Sin embargo, los stocks de este animal que forma cardúmenes densísimos se recuperan, y las autoridades aprenden. El IMARPE peruano (institución pesquera de este país) establece cotas máximas de 7-8 millones de toneladas de captura, estabilizándose la producción a partir de 1999. Hoy en día, los productos de la anchoveta peruana proporcionan un 12% de las ganancias por exportación a Perú (unos ochocientos millones de euros) y el Gobierno ha desarrollado desde hace ya bastantes años un programa para que este pescado sea de consumo humano, especialmente en zonas pobres como la sierra del interior del país. Porque el animal que más se captura en este planeta en nuestros océanos se convierte, casi en su totalidad, en harina y aceite para, entre otras cosas, alimentar a otros peces en granjas marinas y lacustres. Recordemos, por otro lado, que esta harina de pescado va directamente a alimentar a otros peces e incluso ganado. Si la producción baja de los siete u ocho millones de toneladas a apenas un millón y medio o dos, podemos estar frente a un problema real de desabastecimiento para gran cantidad de granjas marinas, dulceacuícolas o terrestres.

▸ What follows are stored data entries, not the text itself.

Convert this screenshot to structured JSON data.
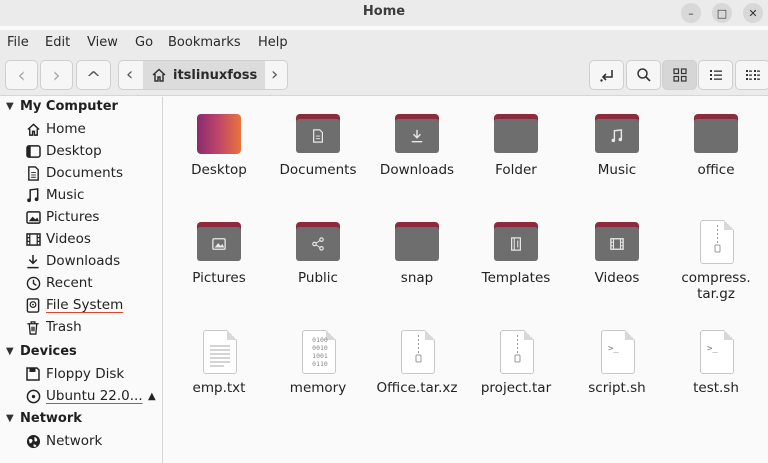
{
  "window": {
    "title": "Home",
    "min_glyph": "–",
    "max_glyph": "□",
    "close_glyph": "✕"
  },
  "menu": [
    "File",
    "Edit",
    "View",
    "Go",
    "Bookmarks",
    "Help"
  ],
  "toolbar": {
    "back": "‹",
    "forward": "›",
    "up": "^",
    "path_prev": "‹",
    "path_next": "›",
    "path_current": "itslinuxfoss"
  },
  "sidebar": {
    "sections": [
      {
        "title": "My Computer",
        "items": [
          {
            "label": "Home",
            "icon": "home-icon"
          },
          {
            "label": "Desktop",
            "icon": "desktop-icon"
          },
          {
            "label": "Documents",
            "icon": "documents-icon"
          },
          {
            "label": "Music",
            "icon": "music-icon"
          },
          {
            "label": "Pictures",
            "icon": "pictures-icon"
          },
          {
            "label": "Videos",
            "icon": "videos-icon"
          },
          {
            "label": "Downloads",
            "icon": "downloads-icon"
          },
          {
            "label": "Recent",
            "icon": "recent-icon"
          },
          {
            "label": "File System",
            "icon": "filesystem-icon"
          },
          {
            "label": "Trash",
            "icon": "trash-icon"
          }
        ]
      },
      {
        "title": "Devices",
        "items": [
          {
            "label": "Floppy Disk",
            "icon": "floppy-icon"
          },
          {
            "label": "Ubuntu 22.0...",
            "icon": "disk-icon"
          }
        ]
      },
      {
        "title": "Network",
        "items": [
          {
            "label": "Network",
            "icon": "network-icon"
          }
        ]
      }
    ],
    "eject_glyph": "▲"
  },
  "files": [
    {
      "name": "Desktop",
      "type": "desktop-folder"
    },
    {
      "name": "Documents",
      "type": "folder",
      "emblem": "document"
    },
    {
      "name": "Downloads",
      "type": "folder",
      "emblem": "download"
    },
    {
      "name": "Folder",
      "type": "folder"
    },
    {
      "name": "Music",
      "type": "folder",
      "emblem": "music"
    },
    {
      "name": "office",
      "type": "folder"
    },
    {
      "name": "Pictures",
      "type": "folder",
      "emblem": "picture"
    },
    {
      "name": "Public",
      "type": "folder",
      "emblem": "share"
    },
    {
      "name": "snap",
      "type": "folder"
    },
    {
      "name": "Templates",
      "type": "folder",
      "emblem": "template"
    },
    {
      "name": "Videos",
      "type": "folder",
      "emblem": "video"
    },
    {
      "name": "compress.\ntar.gz",
      "type": "archive"
    },
    {
      "name": "emp.txt",
      "type": "text"
    },
    {
      "name": "memory",
      "type": "binary"
    },
    {
      "name": "Office.tar.xz",
      "type": "archive"
    },
    {
      "name": "project.tar",
      "type": "archive"
    },
    {
      "name": "script.sh",
      "type": "script"
    },
    {
      "name": "test.sh",
      "type": "script"
    }
  ],
  "glyphs": {
    "binary": [
      "0100",
      "0010",
      "1001",
      "0110"
    ],
    "prompt": ">_"
  }
}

La pesca artesanal también se ve muy afectada por el fenómeno, y la insaciable demanda de producto puede poner en jaque a los trabajadores del mar de las costas pacíficas de Sudamérica. Para los pequeños consorcios pesqueros que viven al día a pie de costa en pequeños pueblos las consecuencias son devastadoras. Y no solo por la falta de marisco —como la macha, el erizo de mar o las jaibas— o de peces. También por tener unas condiciones de vida precarias —sin agua corriente, luz o un sistema sanitario de colectores eficiente— que sirven de campo abonado para epidemias como la disentería, el cólera o el dengue, tras las abundantes lluvias en la zona.

Se calcula que durante El Niño de 1997 y 1998 murieron de forma directa unas veinticinco mil personas a causa de inundaciones, mareas de tormenta o fuertes vientos, pero más de cien millones se vieron afectadas. Unos seis millones tuvieron que desplazarse por culpa de los desastres propiciados por un tiempo violento, que golpeó infraestructuras poco preparadas para el embate. Las pérdidas económicas directas de ese Niño —calculadas por primera vez de forma bastante rigurosa— fueron de treinta y cuatro mil millones de dólares, lo que dejó las economías de los países más afectados muy tocadas.

Las costas del norte Chile albergan uno de los desiertos más áridos del planeta (al fondo) y, a la vez, una de las productividades marinas mayores del planeta. Foto: Sergio Rossi.
Las costas del norte Chile albergan uno de los desiertos más áridos del planeta (al fondo) y, a la vez, una de las productividades marinas mayores del planeta. Foto: Sergio Rossi.

Como hemos dicho, la anomalía térmica de El Niño y todo el efecto cascada que conlleva es recurrente. Las repercusiones que tiene El Niño en el resto del mundo son complejas y no del todo claras. Hay que entender que, aunque cuando hay un Niño de grandes dimensiones el planeta se ve afectado, las variaciones climáticas locales y otros fenómenos meteorológicos pueden enmascarar sus efectos. En la península ibérica, el último Niño de grandes proporciones, el de 1997 y 1998, tuvo secuelas que ahora, tras varios años de análisis, se consideran efecto directo de aquella anomalía meteorológica.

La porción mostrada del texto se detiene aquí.